My experience with Google Compute Engine

As part of my recent solution review, I wanted to compare a few performance metrics specific to multi-node data service deployment on different clouds. This post is about my experience with Google Compute Engine (GCE) as part of that evaluation.

API & Tools

When targeting developers, API and surrounding tooling is an absolute must. The ability to easily manage and automate cloud resources is something that developers demand. Their usage patterns require efficiency, which at that level, comes mainly from automation.

Here are three specific areas that set GCE apart from others. Remember, it is not that other providers do not have these (which in many cases they do not) but rather about how clean, explicit and simple GCE implementation is in these areas.

REST Interface

One of the benefits of REST as a cloud management interface is its consistent approach to provisioning and management of resources. To manage GCE, clients send authenticated requests to perform a particular action: provision network, create instances, associate disks, etc.

One of the nice GCE touches in assisting programmatic implementation is that the GUI interface to Cloud Console exposes REST and command line equivalent for each operation. This allows developers to simply copy the defined operation and use it in their automation tools to remove guesswork from the initial message format creation.

Command-line tool

gcutil is a command-line tool designed to help with management of GCE resources. Written in Python, gcutil runs natively on any UNIX-based OS or under Cygwin on Windows. The important thing to realize here is that while gcutil is a command-line tool; it still uses the same REST interface to message its commands to GCE.

One of the things that I often long for in cloud management APIs is support for multiple personas. With gcutil it is as simple as providing an existent credential file (--credentials_file). This way separating accounts is just a runtime flag away.

What makes gcutil really user-friendly for developers however is its ability to set default values for common operations. By caching values of common commands (--cache_flag_values), gcutil can reuse arguments like --zone or --machine_type across multiple commands.

Perhaps the part that makes gcutil most unique though is its ability to perform each command in either synchronous or asynchronous mode. By default, gcutil waits for each command to complete before moving returning control. In asynchronous mode, however, gcutil returns request id immediately after posting the request. This was a massive feature for me when testing number of cluster node discovery strategies.

These features combined with the ability to customize result format per each command: JSON, CSV, Table as well as the ability to return only the name of the newly created resources which allows for piping results from one command as on input to another, make gcutil one of the best though-through IaaS clients I’d ever seen.

Speed & Flexibility

In my short experience, I found instances and disk (yes, not “volumes”) provisioning as well as general instance startup on GCE to be fast. My specific interest was the time that it took to spin, configuring and terminating entire clusters of data nodes. In that specific use-case, CGE was faster than EC2, Azure or Rackspace.

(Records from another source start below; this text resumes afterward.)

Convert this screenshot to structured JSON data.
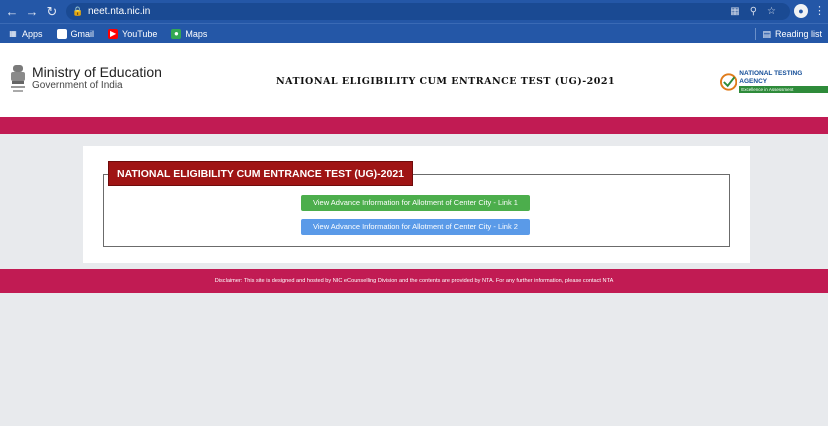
{
  "browser": {
    "url": "neet.nta.nic.in",
    "bookmarks": [
      "Apps",
      "Gmail",
      "YouTube",
      "Maps"
    ],
    "reading_list": "Reading list"
  },
  "header": {
    "ministry_title": "Ministry of Education",
    "ministry_sub": "Government of India",
    "exam_title": "NATIONAL ELIGIBILITY CUM ENTRANCE TEST (UG)-2021",
    "nta_name": "NATIONAL TESTING AGENCY",
    "nta_tagline": "Excellence in Assessment"
  },
  "main": {
    "legend": "NATIONAL ELIGIBILITY CUM ENTRANCE TEST (UG)-2021",
    "links": [
      {
        "label": "View Advance Information for Allotment of Center City - Link 1",
        "color": "#4cae4c"
      },
      {
        "label": "View Advance Information for Allotment of Center City - Link 2",
        "color": "#5a9ae8"
      }
    ]
  },
  "footer": {
    "disclaimer": "Disclaimer: This site is designed and hosted by NIC eCounselling Division and the contents are provided by NTA. For any further information, please contact NTA"
  },
  "colors": {
    "chrome_blue": "#2457a7",
    "maroon_strip": "#c11b53",
    "legend_red": "#9f1414"
  }
}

The project metaphor, while somewhat awkward for me initially, quickly became for me a clear separation for distinct areas of work. Additionally, its integration with the advanced routing features allowed me to easily create gateway servers (aka VPN) to span clusters across local and GCE network.

For me personally, perhaps the biggest feature was the metadata support. In addition to the basic key value pair tags, every GCE instance also supports metadata. In addition to including information defined by the service itself like instance host name, it can also include user-defined data.

gcutil addinstance node-${NODE_COUNT}" \
  --metadata="cluster:${CLUSTER_NAME}" \
  --metadata="index:${NODE_COUNT}" ...

Update: gcutil is now deprecated in favour of gcloud compute. More info on transitioning here.

Instance configuration, as well as the configuration of other instances in the same project, is available in a form of a REST query against the provisioned metadata server. This metadata can also include project-level metadata.

The place where this capability really came handy for me was node-level metadata. By simply defining metadata value for a node index, I was able to have individual data nodes define their own unique cluster names (–metadata=name:node-0) as well as query the project-level data for cluster name.

Custom metadata becomes especially useful when using startup scripts to execute during instance boot. Using gcutil, I was able to pass in a single local startup scripts using the –metadata_from_file flag and have it discover its variables from metadata parameters.

NODE_INDEX=$(curl http://metadata/computeMetadata/v1beta1/instance/attributes/index)

Pricing

In my particular test cycles, I must have deployed close to 1000 individual instances across EC2 and GCE. Each one of these instances stayed up for maximum 15–20 minutes, just enough to run a set of tests on the new cluster. The part that makes GCE a lot more compelling for these kinds of use-cases is the granular pricing. Google prices its instances in one-minute increments with 10-minute minimum; not hourly, like EC2.

One area where GCE is perhaps not as flexible as I would like is in the area of billing. I do like the flexibility to charge individual projects to different credit cards, but would like to see a consolidated billing option there too. Also, this is the one area that is not supported by the API!

GCE seems like a fundamentally different type of IaaS, designed specifically with developers in mind. While probably not much of a challenge to EC2 anytime soon, over time though, provided they augment their service offering list, GCE’s focus on developers will pay off. Having experienced their tools first hand, it is clear these guys know how to run infrastructure at a massive scale without alienating developers.